POR FÁBIO CHAP
Hoje eu joguei a sua escova fora. Não dava mais pra te guardar. Todo dia eu era obrigado a ficar de frente pras lembranças da gente. Todo dia eu limpava meus dentes enquanto sujava meu coração. Lembra a bundada que eu te dava pra conseguir mais espaço na pia? E a gente ria… E ria!
Eu não quero aqui pensar com quem você está ou quem tá prestes a amar. Meu peito não aguentaria te ver na fila do mercado comprando nosso suco de uva pra outro. Ou nosso vinho chileno pra outros.
Hoje eu joguei a sua escova fora porque sempre chega a hora da gente seguir em frente. Faz tanto tempo, mas até ontem eu tava andando meio de lado. Quase que pra trás. Não dá mais pra te pensar dia-e-noite.
Lembra daquele dia em que a gente caiu na piscina? Você me empurrou, mas eu rápido que sou, peguei no seu braço e te levei junto. Você riu, eu gargalhei. Ali eu era um rei. O cara mais feliz do mundo. Um homem realizado até último fio de cabelo.

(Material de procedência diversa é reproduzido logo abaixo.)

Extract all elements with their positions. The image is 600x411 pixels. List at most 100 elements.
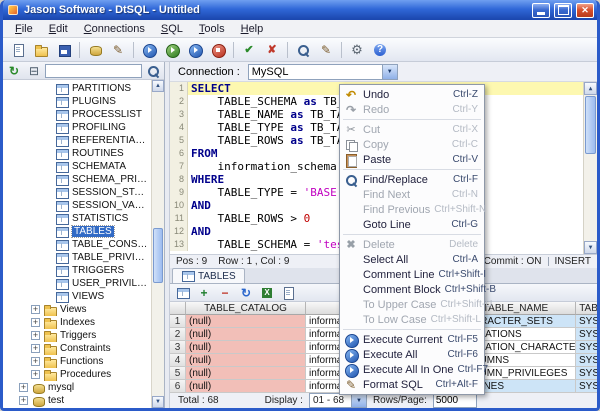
context-menu-item-format-sql[interactable]: Format SQLCtrl+Alt-F [340, 377, 484, 392]
toolbar-button-execute-all-in-one[interactable] [184, 40, 206, 60]
tree-item-table-constraints[interactable]: TABLE_CONSTRAINTS [3, 238, 164, 251]
tree-scrollbar[interactable]: ▲ ▼ [151, 80, 164, 408]
minimize-button[interactable] [532, 3, 550, 18]
chevron-down-icon[interactable] [351, 394, 366, 407]
results-button-export-excel[interactable] [257, 285, 277, 301]
grid-cell[interactable]: (null) [186, 315, 306, 328]
tree-item-views[interactable]: +Views [3, 303, 164, 316]
toolbar-button-help[interactable] [369, 40, 391, 60]
results-button-refresh-results[interactable] [236, 285, 256, 301]
connection-select[interactable]: MySQL [248, 64, 398, 80]
tree-item-user-privileges[interactable]: USER_PRIVILEGES [3, 277, 164, 290]
tree-item-schema-privileges[interactable]: SCHEMA_PRIVILEGES [3, 173, 164, 186]
toolbar-button-settings[interactable] [346, 40, 368, 60]
toolbar-button-commit[interactable] [238, 40, 260, 60]
grid-cell[interactable]: SYSTEM VIEW [576, 341, 597, 354]
tree-item-constraints[interactable]: +Constraints [3, 342, 164, 355]
tree-item-processlist[interactable]: PROCESSLIST [3, 108, 164, 121]
results-button-export-file[interactable] [278, 285, 298, 301]
context-menu-item-comment-line[interactable]: Comment LineCtrl+Shift-I [340, 267, 484, 282]
tree-item-routines[interactable]: ROUTINES [3, 147, 164, 160]
grid-cell[interactable]: SYSTEM VIEW [576, 315, 597, 328]
expand-plus-icon[interactable]: + [19, 396, 28, 405]
editor-scrollbar[interactable] [583, 82, 597, 254]
maximize-button[interactable] [554, 3, 572, 18]
tree-item-profiling[interactable]: PROFILING [3, 121, 164, 134]
tree-item-indexes[interactable]: +Indexes [3, 316, 164, 329]
context-menu-item-find-next[interactable]: Find NextCtrl-N [340, 187, 484, 202]
tree-item-triggers[interactable]: TRIGGERS [3, 264, 164, 277]
grid-cell[interactable]: (null) [186, 328, 306, 341]
context-menu-item-comment-block[interactable]: Comment BlockCtrl+Shift-B [340, 282, 484, 297]
rows-per-page-input[interactable] [433, 394, 477, 408]
grid-header-table-type[interactable]: TABLE_TYPE [576, 302, 597, 315]
context-menu-item-find-previous[interactable]: Find PreviousCtrl+Shift-N [340, 202, 484, 217]
toolbar-button-execute-all[interactable] [161, 40, 183, 60]
toolbar-button-find-replace[interactable] [292, 40, 314, 60]
toolbar-button-new-sql[interactable] [7, 40, 29, 60]
grid-cell[interactable]: SYSTEM VIEW [576, 380, 597, 393]
toolbar-button-new-connection[interactable] [84, 40, 106, 60]
titlebar[interactable]: Jason Software - DtSQL - Untitled [3, 0, 597, 20]
expand-plus-icon[interactable]: + [19, 383, 28, 392]
context-menu-item-execute-all-in-one[interactable]: Execute All In OneCtrl-F7 [340, 362, 484, 377]
expand-plus-icon[interactable]: + [31, 370, 40, 379]
grid-cell[interactable]: (null) [186, 354, 306, 367]
toolbar-button-rollback[interactable] [261, 40, 283, 60]
tree-item-plugins[interactable]: PLUGINS [3, 95, 164, 108]
tree-filter-input[interactable] [45, 64, 142, 78]
toolbar-button-edit-connection[interactable] [107, 40, 129, 60]
context-menu-item-execute-current[interactable]: Execute CurrentCtrl-F5 [340, 332, 484, 347]
context-menu-item-to-low-case[interactable]: To Low CaseCtrl+Shift-L [340, 312, 484, 327]
grid-header-table-catalog[interactable]: TABLE_CATALOG [186, 302, 306, 315]
grid-cell[interactable]: SYSTEM VIEW [576, 354, 597, 367]
tab-tables[interactable]: TABLES [172, 268, 245, 283]
tree-search-button[interactable] [144, 63, 162, 79]
toolbar-button-format-sql[interactable] [315, 40, 337, 60]
context-menu-item-redo[interactable]: RedoCtrl-Y [340, 102, 484, 117]
scroll-up-icon[interactable]: ▲ [152, 80, 164, 92]
grid-cell[interactable]: (null) [186, 341, 306, 354]
expand-plus-icon[interactable]: + [31, 357, 40, 366]
expand-plus-icon[interactable]: + [31, 318, 40, 327]
results-button-delete-row[interactable] [215, 285, 235, 301]
tree-item-referential-constraints[interactable]: REFERENTIAL_CONSTRAINTS [3, 134, 164, 147]
context-menu-item-select-all[interactable]: Select AllCtrl-A [340, 252, 484, 267]
scroll-thumb[interactable] [585, 96, 596, 154]
toolbar-button-stop[interactable] [207, 40, 229, 60]
sidebar-button-collapse-all[interactable] [25, 63, 43, 79]
expand-plus-icon[interactable]: + [31, 331, 40, 340]
toolbar-button-open-sql[interactable] [30, 40, 52, 60]
context-menu-item-cut[interactable]: CutCtrl-X [340, 122, 484, 137]
tree-item-test[interactable]: +test [3, 394, 164, 407]
context-menu-item-find-replace[interactable]: Find/ReplaceCtrl-F [340, 172, 484, 187]
tree-item-schemata[interactable]: SCHEMATA [3, 160, 164, 173]
tree-item-partitions[interactable]: PARTITIONS [3, 82, 164, 95]
display-range-select[interactable]: 01 - 68 [309, 393, 367, 408]
toolbar-button-save-sql[interactable] [53, 40, 75, 60]
close-button[interactable] [576, 3, 594, 18]
context-menu-item-goto-line[interactable]: Goto LineCtrl-G [340, 217, 484, 232]
tree-item-session-status[interactable]: SESSION_STATUS [3, 186, 164, 199]
tree-item-procedures[interactable]: +Procedures [3, 368, 164, 381]
grid-cell[interactable]: SYSTEM VIEW [576, 328, 597, 341]
tree-item-statistics[interactable]: STATISTICS [3, 212, 164, 225]
scroll-down-icon[interactable]: ▼ [152, 396, 164, 408]
context-menu-item-undo[interactable]: UndoCtrl-Z [340, 87, 484, 102]
context-menu-item-copy[interactable]: CopyCtrl-C [340, 137, 484, 152]
chevron-down-icon[interactable] [382, 65, 397, 79]
grid-cell[interactable]: (null) [186, 367, 306, 380]
context-menu-item-to-upper-case[interactable]: To Upper CaseCtrl+Shift-U [340, 297, 484, 312]
tree-item-mysql[interactable]: +mysql [3, 381, 164, 394]
context-menu-item-paste[interactable]: PasteCtrl-V [340, 152, 484, 167]
results-button-insert-row[interactable] [194, 285, 214, 301]
tree-item-table-privileges[interactable]: TABLE_PRIVILEGES [3, 251, 164, 264]
grid-cell[interactable]: SYSTEM VIEW [576, 367, 597, 380]
menu-tools[interactable]: Tools [191, 22, 233, 36]
expand-plus-icon[interactable]: + [31, 344, 40, 353]
tree-item-tables[interactable]: TABLES [3, 225, 164, 238]
scroll-down-icon[interactable] [584, 241, 597, 254]
sidebar-button-refresh-tree[interactable] [5, 63, 23, 79]
tree-item-session-variables[interactable]: SESSION_VARIABLES [3, 199, 164, 212]
tree-item-views[interactable]: VIEWS [3, 290, 164, 303]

Como era lindo o seu cabelo na hora que a gente rolava na cama.
Mas isso é passado. Hoje não tem piscina, não tem temaki, não tem edredom. Hoje não tem sua cama, minha pia, minha varanda. Era lá que nosso corpo fazia samba e heavy metal, até valsa. Era lá que a minha calça descia ao chão e a tua calcinha ia pro lado. Nosso pecado era forte. Era fundo. Era tudo.
Caralho! Que pensamento idiota. Eu não queria escrever isso. Porque escrever isso é lembrar disso. E eu não posso. Joguei a sua escova fora exatamente pra que, a partir de agora, você seja só história, não mais desejo.
Meu medo é falar da boca pra fora. Porque essa dor tá pegando é do peito pra dentro. Ai! Quem me dera sair nas ruas e ver graça nos sorvetes, nas crianças, no sol que hoje tá tão bonito. Mas eu só sei prestar atenção nos casais de mãos dadas. E pensar – sufocado de angústia – que não estou mais num desses pares românticos que se beijam nas esquinas e na porta dos restaurantes.
Agora nós dois somos isso; ou seja: mais nada. Vou ter que aprender a lidar. Esse sou eu: um ateu que, olhando pro céu, anda pedindo favores com os joelhos no chão. Um ateu que se pega pedindo a Deus pra aprender a lidar com a sua falta, com as suas costas, com o seu adeus.